Among the 480 patients, the primary endpoint of PFS was significantly improved with lenvatinib/pembrolizumab compared with placebo (median,14.6 vs. 10.0 months; HR, 0.66). Overall survival results have not yet matured. Grade 3–5 treatment-related adverse events were more frequent in the lenvatinib/pembrolizumab group compared with placebo (71.3% vs. 31.5%).
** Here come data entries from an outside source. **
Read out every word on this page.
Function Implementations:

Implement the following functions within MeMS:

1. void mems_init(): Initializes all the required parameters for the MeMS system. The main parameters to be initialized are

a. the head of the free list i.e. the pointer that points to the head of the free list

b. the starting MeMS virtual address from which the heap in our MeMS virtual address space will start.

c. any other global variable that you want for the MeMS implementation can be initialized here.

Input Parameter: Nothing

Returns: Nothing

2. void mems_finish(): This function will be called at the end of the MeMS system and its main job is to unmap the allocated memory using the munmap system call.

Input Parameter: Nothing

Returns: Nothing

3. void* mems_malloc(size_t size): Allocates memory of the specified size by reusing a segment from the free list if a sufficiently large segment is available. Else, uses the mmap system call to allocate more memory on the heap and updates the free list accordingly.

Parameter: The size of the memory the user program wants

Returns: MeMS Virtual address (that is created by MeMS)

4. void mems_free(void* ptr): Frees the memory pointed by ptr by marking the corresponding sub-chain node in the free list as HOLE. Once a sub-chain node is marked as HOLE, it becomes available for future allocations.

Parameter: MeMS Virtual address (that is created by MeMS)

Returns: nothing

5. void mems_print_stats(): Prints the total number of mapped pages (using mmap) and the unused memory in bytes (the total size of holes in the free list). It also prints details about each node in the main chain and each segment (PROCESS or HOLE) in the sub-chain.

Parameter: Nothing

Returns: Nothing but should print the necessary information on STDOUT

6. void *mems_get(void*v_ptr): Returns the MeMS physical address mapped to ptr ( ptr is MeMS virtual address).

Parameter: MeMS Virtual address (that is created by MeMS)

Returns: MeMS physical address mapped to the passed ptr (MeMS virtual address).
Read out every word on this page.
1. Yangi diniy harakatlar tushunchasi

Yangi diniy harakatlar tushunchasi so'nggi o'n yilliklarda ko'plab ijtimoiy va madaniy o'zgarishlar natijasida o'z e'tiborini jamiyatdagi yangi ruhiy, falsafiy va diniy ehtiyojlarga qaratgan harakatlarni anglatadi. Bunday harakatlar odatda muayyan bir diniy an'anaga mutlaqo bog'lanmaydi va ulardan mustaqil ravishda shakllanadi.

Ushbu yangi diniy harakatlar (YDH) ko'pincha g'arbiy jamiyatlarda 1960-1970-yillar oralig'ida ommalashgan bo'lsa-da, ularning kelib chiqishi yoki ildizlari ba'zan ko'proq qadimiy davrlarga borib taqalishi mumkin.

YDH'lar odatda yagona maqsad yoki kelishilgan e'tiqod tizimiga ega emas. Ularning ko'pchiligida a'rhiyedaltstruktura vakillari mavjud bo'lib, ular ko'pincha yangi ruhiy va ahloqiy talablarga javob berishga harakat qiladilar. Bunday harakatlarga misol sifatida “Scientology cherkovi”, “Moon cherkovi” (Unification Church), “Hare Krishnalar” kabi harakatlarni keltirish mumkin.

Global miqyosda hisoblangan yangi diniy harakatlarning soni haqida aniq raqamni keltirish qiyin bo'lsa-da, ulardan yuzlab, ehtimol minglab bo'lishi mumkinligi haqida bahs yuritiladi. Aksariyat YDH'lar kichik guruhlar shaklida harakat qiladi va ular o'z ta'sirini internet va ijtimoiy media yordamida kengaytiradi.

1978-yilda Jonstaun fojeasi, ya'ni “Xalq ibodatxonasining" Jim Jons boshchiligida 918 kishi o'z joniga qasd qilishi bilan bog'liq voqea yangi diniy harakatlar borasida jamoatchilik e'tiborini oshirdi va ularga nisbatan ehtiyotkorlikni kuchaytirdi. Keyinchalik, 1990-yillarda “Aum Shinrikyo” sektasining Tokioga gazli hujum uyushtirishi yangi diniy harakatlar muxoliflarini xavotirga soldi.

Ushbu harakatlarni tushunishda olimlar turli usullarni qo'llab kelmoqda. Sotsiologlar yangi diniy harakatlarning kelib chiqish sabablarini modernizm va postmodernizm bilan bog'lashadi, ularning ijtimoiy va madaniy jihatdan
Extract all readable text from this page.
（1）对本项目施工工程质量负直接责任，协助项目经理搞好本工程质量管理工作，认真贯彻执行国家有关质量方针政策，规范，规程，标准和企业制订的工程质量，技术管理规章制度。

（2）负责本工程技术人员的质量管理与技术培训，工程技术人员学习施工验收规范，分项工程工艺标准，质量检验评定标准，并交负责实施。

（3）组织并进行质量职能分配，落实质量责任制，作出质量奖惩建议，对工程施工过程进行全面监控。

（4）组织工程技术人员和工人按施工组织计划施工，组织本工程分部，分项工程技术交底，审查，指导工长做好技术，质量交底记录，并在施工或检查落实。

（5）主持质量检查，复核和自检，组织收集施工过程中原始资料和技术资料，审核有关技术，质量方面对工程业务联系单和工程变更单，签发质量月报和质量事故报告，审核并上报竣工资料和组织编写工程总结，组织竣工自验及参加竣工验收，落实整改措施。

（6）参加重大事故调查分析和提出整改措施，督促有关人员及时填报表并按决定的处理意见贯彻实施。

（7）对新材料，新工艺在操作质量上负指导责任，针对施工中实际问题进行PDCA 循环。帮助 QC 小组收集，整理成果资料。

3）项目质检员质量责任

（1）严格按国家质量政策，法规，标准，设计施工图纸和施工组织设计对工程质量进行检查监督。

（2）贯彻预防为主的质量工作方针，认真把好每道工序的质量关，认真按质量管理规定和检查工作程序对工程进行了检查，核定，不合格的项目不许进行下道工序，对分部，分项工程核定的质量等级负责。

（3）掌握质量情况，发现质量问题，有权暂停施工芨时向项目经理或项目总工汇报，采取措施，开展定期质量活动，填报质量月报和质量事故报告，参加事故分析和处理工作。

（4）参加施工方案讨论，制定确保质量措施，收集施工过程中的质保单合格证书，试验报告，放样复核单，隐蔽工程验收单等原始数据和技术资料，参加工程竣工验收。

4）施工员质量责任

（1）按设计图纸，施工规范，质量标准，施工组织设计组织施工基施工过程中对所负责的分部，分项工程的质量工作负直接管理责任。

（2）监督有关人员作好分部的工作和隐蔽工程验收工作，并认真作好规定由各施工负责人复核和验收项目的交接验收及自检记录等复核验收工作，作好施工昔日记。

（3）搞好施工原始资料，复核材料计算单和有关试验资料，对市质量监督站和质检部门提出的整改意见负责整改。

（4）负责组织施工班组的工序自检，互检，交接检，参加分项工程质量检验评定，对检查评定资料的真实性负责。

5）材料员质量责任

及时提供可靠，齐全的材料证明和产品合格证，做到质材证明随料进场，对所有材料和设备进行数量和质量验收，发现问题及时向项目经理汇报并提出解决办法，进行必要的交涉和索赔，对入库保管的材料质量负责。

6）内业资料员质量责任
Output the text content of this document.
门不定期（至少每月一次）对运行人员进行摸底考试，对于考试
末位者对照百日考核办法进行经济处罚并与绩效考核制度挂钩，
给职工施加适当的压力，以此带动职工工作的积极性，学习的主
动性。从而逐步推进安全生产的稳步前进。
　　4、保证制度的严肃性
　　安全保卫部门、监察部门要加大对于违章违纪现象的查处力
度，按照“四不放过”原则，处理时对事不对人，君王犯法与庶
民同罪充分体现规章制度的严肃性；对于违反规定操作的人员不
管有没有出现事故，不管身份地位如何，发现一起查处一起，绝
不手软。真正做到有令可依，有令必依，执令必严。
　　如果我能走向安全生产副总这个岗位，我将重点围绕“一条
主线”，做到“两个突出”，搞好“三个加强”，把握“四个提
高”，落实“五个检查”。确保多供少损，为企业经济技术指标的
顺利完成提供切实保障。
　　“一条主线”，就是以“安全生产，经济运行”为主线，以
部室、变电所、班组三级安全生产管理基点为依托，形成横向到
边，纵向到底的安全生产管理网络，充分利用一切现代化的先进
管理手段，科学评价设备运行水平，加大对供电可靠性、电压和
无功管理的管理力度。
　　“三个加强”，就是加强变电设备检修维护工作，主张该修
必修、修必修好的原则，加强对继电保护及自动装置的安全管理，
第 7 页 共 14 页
These findings add to the accumulating data supporting combining systemic therapy with regional therapies in HCC. However, a trial comparing the combination of lenvatinib/pembrolizumab versus lenvatinib alone in patients with metastatic or unresectable HCC failed to show superior survival for the combination regimen (NEJM JW Oncol Hematol Dec 21 2023 and Lancet 2023; 24:1399). Whether the approved combined immune checkpoint inhibitor therapies, or anti-VEGF/immune checkpoint inhibitor therapy will provide benefit when added to regional therapies in HCC is the subject of ongoing trials.
CABINET
Lastly, updated results were reported for the industry-supported, randomized, phase 3 CABINET trial comparing cabozantinib (60 mg/day) with placebo in patients with enteropancreatic neuroendocrine cancers and disease progression on prior treatment with somatostatin analogues, everolimus, and/or sunitinib (abstract 11410). As we reported in our separate coverage (NEJM JW Oncol Hematol Oct 25 2024 and N Engl J Med Sep 16; [e-pub]), the primary endpoint of PFS was significantly improved with cabozantinib compared with placebo. This finding will likely lead to the adoption of cabozantinib as a new active agent to treat enteropancreatic neuroendocrine cancers.